By: Rebecca Ritzel, Capital Gazette reporter
A long-planned Annapolis retirement community hit yet another roadblock Wednesday when a judge ruled the city Planning Commission’s decision to grant a variance for the project was so poorly written, the case must return to the commission for another review.
Anne Arundel County Circuit Judge Mark Crooks chose to deliver his opinion orally from the bench Wednesday, and also allowed virtual attendance. In a colorful, 45-minute opinion, he lambasted the city’s Planning Commission and its attorneys for failing to issue a competently written decision.
“I am not saying it has to be ‘War and Peace’ here, but it has to be something,” Crooks said.
Instead of elucidating its reasoning on the matter at hand — why National Lutheran Communities & Services was granted a variance to state and local forest conservation regulations to partially clear 27 wooded acres off Forest Drive — the Planning Commission copied National Lutheran’s application and submitted that writing as its own decision on the matter.
“It looks like someone had a very adept skill with the cut-and-paste function,” Crooks said.
For more than a decade, National Lutheran has been seeking to build a 350-bed continuing care retirement community on Crystal Springs Farm Road. The Forest Conservation variance was crucial to allow for the removal of around 60 old-growth trees in what the state has deemed a “critical” forest. But because four of the five most crucial pages in the Planning Commission’s decision were lifted from the application, Crooks said there was no evidence that the Planning Commission executed “independent reasoning” when it ruled in February 2022 that construction should be allowed to proceed. And because he did not know the basis of the commission’s decision, other than agreeing with the developer, he could not issue a ruling on whether or not it ruled correctly.

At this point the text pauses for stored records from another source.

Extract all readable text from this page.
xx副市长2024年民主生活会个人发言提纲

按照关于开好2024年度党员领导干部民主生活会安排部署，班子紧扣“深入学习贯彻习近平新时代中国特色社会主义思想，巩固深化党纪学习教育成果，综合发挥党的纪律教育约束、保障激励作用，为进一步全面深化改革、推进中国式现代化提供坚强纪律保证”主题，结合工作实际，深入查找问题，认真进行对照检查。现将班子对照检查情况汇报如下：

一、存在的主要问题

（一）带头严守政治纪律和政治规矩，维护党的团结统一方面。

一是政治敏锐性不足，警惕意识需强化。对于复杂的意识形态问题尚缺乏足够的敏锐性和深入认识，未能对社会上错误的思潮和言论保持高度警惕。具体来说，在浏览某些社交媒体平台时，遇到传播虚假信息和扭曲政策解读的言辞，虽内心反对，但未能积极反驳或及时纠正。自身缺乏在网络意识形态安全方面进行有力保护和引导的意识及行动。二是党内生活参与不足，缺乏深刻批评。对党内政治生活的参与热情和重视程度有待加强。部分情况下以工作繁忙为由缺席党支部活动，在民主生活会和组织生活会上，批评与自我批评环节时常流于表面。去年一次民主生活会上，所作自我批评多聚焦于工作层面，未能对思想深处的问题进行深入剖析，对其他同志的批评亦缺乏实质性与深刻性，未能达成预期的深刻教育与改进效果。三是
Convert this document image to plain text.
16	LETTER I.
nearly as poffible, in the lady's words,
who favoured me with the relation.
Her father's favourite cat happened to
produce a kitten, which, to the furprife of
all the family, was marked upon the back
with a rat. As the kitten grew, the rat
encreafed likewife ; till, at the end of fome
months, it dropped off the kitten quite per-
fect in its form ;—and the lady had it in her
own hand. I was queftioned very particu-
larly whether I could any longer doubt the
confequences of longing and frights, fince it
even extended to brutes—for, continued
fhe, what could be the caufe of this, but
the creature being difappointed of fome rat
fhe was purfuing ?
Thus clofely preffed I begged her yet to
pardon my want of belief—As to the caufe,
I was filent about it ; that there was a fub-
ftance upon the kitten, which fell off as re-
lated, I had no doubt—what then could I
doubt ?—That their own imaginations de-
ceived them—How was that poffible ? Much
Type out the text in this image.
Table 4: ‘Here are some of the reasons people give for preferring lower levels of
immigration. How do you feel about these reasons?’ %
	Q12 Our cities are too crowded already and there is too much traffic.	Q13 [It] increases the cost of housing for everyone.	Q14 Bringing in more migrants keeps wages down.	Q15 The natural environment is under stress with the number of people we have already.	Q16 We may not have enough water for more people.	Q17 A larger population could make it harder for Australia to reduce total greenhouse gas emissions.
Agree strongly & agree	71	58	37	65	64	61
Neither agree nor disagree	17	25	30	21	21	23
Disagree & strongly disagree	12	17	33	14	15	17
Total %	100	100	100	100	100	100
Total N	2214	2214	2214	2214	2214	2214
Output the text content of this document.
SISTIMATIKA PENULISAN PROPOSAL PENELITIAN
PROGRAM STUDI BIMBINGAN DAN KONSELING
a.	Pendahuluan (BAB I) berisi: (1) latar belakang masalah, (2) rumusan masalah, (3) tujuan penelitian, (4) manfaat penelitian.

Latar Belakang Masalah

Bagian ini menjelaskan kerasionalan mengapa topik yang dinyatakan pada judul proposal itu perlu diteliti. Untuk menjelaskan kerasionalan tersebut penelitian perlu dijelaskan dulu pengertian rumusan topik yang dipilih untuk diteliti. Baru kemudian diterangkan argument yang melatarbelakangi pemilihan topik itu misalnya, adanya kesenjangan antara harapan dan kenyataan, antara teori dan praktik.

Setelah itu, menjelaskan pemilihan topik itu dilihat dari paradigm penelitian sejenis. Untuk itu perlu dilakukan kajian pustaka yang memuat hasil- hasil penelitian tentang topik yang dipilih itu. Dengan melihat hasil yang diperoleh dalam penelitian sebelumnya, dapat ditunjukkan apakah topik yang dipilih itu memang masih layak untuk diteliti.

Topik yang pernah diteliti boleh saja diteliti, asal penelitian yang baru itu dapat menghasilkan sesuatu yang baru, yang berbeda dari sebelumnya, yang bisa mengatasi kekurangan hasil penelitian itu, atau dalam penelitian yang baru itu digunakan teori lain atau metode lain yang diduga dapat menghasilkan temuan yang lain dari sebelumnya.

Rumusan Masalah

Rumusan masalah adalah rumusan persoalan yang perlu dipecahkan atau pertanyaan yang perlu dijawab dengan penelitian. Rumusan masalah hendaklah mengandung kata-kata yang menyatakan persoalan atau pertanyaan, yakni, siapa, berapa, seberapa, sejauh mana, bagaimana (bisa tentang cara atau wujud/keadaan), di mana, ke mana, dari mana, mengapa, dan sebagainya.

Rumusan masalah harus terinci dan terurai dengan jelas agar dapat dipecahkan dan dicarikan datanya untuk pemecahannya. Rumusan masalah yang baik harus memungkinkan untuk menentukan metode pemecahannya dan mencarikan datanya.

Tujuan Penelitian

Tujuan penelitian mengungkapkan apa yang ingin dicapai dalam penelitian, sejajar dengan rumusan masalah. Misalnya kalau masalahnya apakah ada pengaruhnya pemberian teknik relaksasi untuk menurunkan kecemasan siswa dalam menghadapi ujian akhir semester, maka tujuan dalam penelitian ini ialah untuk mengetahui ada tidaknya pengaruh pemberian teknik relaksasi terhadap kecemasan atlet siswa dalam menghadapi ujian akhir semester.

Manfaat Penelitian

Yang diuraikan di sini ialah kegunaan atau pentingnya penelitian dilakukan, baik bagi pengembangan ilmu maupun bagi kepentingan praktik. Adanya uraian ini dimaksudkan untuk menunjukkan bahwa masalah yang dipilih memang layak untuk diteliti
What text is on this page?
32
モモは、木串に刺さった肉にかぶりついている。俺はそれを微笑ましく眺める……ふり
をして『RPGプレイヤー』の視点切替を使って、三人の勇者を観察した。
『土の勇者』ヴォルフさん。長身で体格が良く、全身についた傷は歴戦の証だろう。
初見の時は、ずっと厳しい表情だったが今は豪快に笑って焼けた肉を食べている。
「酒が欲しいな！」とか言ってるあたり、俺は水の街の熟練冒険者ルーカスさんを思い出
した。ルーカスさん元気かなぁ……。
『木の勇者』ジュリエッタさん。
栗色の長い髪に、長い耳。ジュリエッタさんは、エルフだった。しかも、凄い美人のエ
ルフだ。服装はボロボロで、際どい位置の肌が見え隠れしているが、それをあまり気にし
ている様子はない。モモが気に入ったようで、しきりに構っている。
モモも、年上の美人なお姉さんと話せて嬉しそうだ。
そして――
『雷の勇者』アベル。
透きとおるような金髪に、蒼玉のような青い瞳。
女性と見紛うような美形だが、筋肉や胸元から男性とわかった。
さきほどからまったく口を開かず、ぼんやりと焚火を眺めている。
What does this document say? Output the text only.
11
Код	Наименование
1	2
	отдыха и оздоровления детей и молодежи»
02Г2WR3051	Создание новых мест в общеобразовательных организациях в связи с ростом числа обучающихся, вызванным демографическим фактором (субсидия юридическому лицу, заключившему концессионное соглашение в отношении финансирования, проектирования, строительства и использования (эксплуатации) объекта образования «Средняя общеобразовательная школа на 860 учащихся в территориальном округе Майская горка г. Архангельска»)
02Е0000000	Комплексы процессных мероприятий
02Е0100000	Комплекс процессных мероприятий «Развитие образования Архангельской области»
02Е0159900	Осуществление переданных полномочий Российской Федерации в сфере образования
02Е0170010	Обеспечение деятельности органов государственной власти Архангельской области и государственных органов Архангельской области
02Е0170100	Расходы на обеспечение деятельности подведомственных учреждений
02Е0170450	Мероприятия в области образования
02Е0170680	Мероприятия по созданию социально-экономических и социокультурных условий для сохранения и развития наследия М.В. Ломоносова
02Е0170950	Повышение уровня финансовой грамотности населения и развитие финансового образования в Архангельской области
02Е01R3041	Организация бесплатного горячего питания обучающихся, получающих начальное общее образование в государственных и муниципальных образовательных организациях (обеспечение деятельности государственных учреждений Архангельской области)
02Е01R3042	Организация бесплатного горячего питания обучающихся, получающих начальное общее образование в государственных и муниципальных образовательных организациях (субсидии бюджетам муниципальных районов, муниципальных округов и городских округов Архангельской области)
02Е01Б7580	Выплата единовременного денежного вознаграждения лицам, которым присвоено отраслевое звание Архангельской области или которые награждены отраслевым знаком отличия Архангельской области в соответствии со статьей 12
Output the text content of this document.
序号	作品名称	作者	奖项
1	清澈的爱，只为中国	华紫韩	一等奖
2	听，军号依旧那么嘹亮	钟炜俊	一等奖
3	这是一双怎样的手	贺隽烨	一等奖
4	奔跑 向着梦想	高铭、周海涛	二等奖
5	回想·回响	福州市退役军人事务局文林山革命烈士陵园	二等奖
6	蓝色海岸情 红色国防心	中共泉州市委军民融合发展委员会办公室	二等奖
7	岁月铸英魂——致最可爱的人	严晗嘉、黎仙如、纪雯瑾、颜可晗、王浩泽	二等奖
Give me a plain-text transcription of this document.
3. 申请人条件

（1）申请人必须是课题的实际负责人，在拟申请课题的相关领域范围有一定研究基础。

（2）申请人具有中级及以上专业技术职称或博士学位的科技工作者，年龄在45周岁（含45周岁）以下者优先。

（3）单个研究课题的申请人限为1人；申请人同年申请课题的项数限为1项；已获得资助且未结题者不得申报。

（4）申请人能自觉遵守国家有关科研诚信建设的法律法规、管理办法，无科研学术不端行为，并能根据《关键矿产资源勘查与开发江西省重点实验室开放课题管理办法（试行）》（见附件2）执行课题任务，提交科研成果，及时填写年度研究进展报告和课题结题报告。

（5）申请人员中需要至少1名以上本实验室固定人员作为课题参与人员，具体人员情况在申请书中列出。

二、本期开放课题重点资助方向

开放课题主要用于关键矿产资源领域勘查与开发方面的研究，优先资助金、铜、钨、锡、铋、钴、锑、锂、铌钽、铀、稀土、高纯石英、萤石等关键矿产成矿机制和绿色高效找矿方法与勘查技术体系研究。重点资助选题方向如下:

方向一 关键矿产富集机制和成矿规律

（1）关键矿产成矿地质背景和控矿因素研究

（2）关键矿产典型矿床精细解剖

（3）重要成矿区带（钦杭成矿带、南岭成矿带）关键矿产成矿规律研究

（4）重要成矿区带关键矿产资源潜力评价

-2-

“The million-dollar question for this court is why did this commission do that?” Crooks said. “You have to point to the component parts of salient evidence.”
Examples of evidence could include testimony members found compelling during multiple Planning Commission hearings held to discuss the project, and comparable Forest Conservation variances that have been granted elsewhere in the city or in the surrounding counties, Crooks said.
Conservationists lauded the judge’s decision. Laura Townsend, a Forest Drive resident and vice president of the Crab Creek Conservancy, said the decision goes beyond accusing the commission and its legal counsel of being lazy. “This is potentially a huge shift,” Townsend said. By calling out the commission for “wholesale lifting” of text from an application, the judge’s decision, “puts the city on notice that they can’t just rubber stamp developers.”
Forrest Mays, president of the Crab Creek Conservancy, was also thrilled and praised the Annapolis community for supporting the cause. Although the conservancy was formed to specifically oppose the Lutheran retirement community, called The Village at Providence Point, Mays has been fighting to get the former Crystal Springs Farm property preserved as a park since 2005, when it was annexed by the city. In late October, more than 200 people attended a “Music for the Forest” festival to raise money for the conservancy’s legal expenses.
“We had a good argument and a good attorney,” Mays said.
From the bench, Crooks praised both Crab Creek attorney G. Macy Nelson and Alan Hyatt, a well-known Annapolis real estate attorney, for their work. But ultimately, Hyatt’s arguments at a December hearing appealing the Planning Commission’s decision were irrelevant, because the commission’s decision was so poorly rendered, he said.
“I really feel a disservice has been given to both sides, because this has been going on for years,” Crooks said.
Mitchelle Stephenson, a spokesperson for the city, said the decision was jointly written by the Planning Commission members who voted to grant the variance (two other members abstained) and an outside attorney, not the city’s Office of Law.
“The judge’s remand gives the Planning Commission an opportunity to produce a decision that will be upheld. The City looks forward to the opportunity to clarify that decision for all parties involved,” Stephenson said.
Alex Pline, the current chair, said the commission “stands by its decision.” He added, however, that the document was written “with the advice and consent of the city’s Office of Law.”
“It went through all of those channels,” Pline said. “You can’t put one name on it.”
The name on the document, however, is Christopher L. Beard, an attorney chosen by the Office of Law to represent the Planning Commission. The commission is now working with a different contracted law firm. “We don’t have any say in that,” Pline said.
Cyndi Walters, the president of National Lutheran Communities and Services, indicated that the organization would opt for another trip to the Planning Commission rather than appeal Crooks’ decision to remand the case.
“Although we are disappointed that this ruling means a delay, we respect the court’s decision,” Walters said. “We remain fervently committed to the Annapolis community and to our vision for The Village at Providence Point, which has been hailed by civic and environmental leaders as a model for environmentally sustainable development. We look forward to working with the Planning Commission as this process unfolds and expect the commission to issue a favorable opinion in the next several months.”